After some discussion over the last weeks regarding json-ld and how arrays and timestamps are represented (#139 and #125) and the resulting new jsonld context file proposed here: #132 (comment)
I tried to think about the consequences of such changes and cam back to this issue here.

Luckily, @mkollenstart could also spend some time and we had some deeper discussions on the matter and came up with potential options to go forward with:

Option 1:
Json-LD anyway allows remote / referenced documents and we do NOT explicitly allow or disallow this in the text. Proposal is, that we explicitly allow this for hasPolicy (entire Policy) or a level deeper, the Rules inside a policy under e.g. "permission": [

Currently we don't see a way to express this in a Json-LD context directly, so I think it should be described in the text.

Option 2:
Make the referenced documents for hasPolicy and/or Rules the default. In many cases the information is very repetitive anyway.
This would require 2 additional endpoints in the catalog interface /policies/<id> and /rules/<id>

An advantage of Option 2 is, that id could be any, also non-resolvable id, e.g. a uuid and the endpoint would require the same auth mechanisms as the regular catalog interface.

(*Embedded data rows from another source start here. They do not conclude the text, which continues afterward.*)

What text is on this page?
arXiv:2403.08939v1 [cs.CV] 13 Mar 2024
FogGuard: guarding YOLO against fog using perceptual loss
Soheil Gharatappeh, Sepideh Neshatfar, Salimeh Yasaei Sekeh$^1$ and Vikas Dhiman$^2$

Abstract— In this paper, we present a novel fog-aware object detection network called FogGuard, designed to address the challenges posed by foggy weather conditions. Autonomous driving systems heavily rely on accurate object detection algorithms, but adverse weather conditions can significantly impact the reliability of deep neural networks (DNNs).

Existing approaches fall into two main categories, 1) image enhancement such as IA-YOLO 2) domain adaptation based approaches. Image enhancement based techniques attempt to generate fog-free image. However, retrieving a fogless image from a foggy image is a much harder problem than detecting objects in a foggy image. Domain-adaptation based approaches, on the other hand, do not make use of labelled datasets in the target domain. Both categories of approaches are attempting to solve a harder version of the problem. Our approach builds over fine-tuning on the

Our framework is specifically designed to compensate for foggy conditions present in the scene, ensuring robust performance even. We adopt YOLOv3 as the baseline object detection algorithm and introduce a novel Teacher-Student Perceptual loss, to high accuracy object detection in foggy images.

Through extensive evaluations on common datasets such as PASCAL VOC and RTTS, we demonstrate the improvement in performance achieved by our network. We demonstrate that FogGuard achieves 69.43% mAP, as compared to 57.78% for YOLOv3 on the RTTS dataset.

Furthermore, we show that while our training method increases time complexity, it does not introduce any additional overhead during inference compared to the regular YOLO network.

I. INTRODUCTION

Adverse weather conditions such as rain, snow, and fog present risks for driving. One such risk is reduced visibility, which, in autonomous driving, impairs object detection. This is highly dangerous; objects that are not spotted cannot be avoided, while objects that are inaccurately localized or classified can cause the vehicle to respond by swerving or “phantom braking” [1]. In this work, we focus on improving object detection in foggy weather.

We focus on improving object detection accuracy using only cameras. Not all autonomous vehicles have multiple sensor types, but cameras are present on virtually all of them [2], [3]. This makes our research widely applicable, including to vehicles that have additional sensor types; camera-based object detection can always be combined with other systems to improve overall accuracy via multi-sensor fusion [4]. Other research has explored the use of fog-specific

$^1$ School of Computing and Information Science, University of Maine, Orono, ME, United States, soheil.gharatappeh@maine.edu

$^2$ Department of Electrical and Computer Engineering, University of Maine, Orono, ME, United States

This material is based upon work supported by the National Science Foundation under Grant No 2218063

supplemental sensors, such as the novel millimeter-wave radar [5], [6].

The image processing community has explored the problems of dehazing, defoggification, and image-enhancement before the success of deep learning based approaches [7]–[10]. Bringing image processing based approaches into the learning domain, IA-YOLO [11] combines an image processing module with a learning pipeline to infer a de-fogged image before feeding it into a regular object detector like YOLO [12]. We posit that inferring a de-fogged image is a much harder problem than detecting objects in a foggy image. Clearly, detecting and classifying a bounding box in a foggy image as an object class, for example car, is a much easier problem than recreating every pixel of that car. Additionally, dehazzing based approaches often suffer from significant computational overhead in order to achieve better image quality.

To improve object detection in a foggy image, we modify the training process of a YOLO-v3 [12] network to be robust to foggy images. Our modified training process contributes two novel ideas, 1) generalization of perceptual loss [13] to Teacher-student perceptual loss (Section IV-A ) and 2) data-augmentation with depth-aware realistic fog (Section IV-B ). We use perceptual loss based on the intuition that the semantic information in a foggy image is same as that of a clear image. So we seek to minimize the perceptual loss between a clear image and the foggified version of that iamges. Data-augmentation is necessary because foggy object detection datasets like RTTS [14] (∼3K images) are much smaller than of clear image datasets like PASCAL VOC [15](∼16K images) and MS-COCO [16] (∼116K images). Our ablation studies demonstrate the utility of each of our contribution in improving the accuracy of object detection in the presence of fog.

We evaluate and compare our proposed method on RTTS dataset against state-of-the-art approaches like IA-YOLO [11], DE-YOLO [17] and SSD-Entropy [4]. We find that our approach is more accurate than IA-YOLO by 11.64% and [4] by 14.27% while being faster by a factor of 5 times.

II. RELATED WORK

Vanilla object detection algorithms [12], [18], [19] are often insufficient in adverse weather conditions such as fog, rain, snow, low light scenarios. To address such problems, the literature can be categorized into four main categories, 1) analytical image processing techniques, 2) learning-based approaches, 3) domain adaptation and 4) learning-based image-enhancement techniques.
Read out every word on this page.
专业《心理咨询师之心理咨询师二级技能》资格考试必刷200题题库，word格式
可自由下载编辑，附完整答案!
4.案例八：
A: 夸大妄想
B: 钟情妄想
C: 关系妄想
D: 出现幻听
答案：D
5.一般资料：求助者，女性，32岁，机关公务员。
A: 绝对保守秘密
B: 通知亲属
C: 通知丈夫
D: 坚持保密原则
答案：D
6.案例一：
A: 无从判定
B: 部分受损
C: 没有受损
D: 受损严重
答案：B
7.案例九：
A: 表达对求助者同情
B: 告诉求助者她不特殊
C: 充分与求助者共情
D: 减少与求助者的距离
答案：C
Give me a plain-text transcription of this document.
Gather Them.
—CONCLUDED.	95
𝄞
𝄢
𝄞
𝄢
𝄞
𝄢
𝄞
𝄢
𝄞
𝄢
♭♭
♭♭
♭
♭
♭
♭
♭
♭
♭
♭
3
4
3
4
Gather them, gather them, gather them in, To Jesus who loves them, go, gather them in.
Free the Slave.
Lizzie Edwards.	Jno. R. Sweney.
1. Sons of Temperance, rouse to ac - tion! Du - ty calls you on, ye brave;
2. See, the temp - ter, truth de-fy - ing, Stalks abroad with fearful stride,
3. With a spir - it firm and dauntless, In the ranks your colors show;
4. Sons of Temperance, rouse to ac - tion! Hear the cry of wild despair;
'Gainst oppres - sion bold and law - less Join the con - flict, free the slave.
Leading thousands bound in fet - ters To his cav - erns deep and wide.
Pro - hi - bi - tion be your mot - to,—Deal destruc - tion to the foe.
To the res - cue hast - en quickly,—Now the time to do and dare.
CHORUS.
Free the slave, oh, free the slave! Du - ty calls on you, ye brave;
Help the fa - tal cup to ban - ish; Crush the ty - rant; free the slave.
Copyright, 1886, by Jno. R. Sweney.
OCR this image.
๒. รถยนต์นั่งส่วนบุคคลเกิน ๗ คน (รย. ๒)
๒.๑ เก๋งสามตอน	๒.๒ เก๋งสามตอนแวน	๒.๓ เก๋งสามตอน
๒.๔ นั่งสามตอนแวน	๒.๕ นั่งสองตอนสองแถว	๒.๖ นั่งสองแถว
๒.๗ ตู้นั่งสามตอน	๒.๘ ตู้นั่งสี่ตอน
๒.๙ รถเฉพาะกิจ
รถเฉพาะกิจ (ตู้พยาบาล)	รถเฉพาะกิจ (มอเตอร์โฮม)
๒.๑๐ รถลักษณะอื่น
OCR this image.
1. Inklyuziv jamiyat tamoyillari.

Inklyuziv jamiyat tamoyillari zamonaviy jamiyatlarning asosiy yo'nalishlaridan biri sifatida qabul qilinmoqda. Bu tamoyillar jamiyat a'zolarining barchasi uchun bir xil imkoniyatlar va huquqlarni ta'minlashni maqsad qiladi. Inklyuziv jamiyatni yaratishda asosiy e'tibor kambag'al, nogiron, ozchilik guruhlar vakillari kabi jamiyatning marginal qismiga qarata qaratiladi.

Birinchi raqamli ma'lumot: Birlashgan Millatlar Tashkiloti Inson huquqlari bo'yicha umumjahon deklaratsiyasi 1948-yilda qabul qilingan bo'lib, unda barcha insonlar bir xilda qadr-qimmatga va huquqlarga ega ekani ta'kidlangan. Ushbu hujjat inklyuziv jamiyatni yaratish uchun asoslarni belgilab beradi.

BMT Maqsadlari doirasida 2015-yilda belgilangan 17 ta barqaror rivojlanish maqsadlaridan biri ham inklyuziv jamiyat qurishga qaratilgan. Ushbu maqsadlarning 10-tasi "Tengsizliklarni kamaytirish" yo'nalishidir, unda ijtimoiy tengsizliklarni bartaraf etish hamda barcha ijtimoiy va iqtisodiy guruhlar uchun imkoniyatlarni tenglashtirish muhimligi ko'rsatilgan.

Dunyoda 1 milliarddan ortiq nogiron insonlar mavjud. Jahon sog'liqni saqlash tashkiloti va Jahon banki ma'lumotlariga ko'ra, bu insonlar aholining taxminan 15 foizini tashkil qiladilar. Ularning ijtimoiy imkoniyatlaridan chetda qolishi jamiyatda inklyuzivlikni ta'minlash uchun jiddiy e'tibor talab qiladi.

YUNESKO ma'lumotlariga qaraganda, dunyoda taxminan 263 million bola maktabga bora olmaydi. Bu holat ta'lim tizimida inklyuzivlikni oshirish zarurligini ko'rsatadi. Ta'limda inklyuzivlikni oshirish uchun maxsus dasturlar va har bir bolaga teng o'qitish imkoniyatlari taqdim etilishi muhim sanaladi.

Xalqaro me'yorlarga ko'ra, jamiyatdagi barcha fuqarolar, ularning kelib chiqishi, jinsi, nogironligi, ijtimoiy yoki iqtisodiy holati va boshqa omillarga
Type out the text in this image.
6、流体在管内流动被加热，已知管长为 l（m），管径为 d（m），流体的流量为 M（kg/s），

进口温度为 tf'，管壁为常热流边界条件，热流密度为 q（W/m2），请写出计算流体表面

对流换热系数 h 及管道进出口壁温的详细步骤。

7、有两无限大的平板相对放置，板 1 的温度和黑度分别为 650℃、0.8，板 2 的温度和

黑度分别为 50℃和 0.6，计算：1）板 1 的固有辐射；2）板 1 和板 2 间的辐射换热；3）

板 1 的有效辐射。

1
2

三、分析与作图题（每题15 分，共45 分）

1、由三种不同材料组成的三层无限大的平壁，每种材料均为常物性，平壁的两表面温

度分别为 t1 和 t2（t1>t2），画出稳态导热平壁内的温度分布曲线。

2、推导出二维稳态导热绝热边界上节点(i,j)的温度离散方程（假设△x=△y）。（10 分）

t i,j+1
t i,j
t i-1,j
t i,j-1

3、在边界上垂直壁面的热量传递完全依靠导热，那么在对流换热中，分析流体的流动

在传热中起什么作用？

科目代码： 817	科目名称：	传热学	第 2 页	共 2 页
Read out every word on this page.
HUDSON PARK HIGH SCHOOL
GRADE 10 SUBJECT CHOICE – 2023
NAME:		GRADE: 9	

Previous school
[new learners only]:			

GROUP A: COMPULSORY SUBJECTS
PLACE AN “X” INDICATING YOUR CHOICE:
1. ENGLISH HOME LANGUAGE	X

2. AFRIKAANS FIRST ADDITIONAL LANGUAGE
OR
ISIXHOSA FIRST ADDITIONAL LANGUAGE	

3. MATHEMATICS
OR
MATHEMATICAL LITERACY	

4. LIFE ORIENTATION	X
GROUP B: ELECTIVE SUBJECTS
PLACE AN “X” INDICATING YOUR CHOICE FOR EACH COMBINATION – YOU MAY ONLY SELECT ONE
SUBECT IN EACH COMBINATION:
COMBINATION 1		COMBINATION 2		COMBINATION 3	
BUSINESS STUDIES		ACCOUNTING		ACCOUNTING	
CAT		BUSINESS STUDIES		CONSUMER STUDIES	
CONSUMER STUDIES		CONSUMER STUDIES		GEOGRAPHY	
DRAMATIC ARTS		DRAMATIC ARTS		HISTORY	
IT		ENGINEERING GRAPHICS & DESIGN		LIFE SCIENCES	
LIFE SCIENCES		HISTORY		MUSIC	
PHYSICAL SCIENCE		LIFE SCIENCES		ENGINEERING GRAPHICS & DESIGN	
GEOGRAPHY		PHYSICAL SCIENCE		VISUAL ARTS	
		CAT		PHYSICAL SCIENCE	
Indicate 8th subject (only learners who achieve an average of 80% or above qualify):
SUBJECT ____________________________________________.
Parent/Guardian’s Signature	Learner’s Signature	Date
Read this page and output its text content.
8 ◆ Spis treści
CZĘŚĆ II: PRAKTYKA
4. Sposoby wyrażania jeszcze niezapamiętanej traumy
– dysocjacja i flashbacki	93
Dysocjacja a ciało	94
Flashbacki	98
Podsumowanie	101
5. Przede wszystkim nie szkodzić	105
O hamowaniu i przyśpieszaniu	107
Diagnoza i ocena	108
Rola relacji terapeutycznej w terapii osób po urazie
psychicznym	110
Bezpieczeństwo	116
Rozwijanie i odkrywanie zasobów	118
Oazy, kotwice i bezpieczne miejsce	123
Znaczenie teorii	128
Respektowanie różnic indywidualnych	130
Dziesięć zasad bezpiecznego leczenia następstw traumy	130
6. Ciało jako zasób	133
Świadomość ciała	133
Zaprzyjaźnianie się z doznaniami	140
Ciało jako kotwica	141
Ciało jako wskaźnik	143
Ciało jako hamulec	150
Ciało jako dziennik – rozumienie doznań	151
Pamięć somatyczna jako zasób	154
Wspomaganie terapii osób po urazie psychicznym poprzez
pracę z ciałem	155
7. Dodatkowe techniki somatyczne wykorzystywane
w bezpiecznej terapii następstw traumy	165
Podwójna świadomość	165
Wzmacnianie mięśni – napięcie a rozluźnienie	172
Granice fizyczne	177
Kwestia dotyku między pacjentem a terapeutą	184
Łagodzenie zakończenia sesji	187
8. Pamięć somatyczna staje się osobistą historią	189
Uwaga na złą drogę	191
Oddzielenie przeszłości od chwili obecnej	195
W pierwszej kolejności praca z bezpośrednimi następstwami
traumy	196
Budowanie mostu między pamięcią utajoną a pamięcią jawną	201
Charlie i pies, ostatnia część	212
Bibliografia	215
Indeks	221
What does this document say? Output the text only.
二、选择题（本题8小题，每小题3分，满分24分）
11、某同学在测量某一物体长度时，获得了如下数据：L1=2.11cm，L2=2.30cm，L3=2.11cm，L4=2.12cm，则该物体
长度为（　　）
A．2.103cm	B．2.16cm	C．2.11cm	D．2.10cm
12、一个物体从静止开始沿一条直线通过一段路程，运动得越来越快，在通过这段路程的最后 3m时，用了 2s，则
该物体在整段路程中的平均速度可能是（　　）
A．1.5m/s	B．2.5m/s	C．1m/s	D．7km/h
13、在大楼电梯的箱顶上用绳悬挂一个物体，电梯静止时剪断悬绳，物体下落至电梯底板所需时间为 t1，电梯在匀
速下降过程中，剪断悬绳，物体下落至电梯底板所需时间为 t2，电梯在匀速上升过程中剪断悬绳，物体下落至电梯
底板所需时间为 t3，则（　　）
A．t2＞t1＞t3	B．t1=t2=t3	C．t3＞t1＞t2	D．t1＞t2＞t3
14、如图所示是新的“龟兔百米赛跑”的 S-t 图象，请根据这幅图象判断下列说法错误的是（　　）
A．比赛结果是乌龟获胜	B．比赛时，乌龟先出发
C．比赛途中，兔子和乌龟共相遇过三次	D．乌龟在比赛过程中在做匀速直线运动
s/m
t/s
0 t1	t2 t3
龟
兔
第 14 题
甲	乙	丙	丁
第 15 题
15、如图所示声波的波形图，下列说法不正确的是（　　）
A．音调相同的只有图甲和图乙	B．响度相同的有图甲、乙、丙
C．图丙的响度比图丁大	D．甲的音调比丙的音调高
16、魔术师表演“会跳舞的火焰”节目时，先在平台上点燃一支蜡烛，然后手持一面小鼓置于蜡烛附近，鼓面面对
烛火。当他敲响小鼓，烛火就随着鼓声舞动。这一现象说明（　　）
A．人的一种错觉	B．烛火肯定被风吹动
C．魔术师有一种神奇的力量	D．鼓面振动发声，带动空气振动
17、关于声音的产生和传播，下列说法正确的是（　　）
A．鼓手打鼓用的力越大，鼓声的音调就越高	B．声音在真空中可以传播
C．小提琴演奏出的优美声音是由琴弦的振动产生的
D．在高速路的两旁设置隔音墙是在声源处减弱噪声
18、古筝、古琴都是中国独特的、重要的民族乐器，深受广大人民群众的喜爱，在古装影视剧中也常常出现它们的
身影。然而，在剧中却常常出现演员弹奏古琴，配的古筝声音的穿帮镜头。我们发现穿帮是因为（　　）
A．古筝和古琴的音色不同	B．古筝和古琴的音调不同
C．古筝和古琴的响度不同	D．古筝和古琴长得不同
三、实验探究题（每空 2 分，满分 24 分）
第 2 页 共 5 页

Also, the references can be http:// identifiers. In such cases, the biggest question is how to deal with authentication at such endpoints. Probably the easiest approach was to say such http references should be publicly available endpoints like schema.org and others. A consumer always might decide NOT to fetch from unknown endpoints!

I think a dataspace might also define such a policy and rules repository and also might define separate authentication mechanisms for it, e.g. checking a dataspace Membership Credential. But I think this is out of scope for the DSP spec itself.

Any further thoughts on this? Let's discuss this tomorrow in our weekly meeting.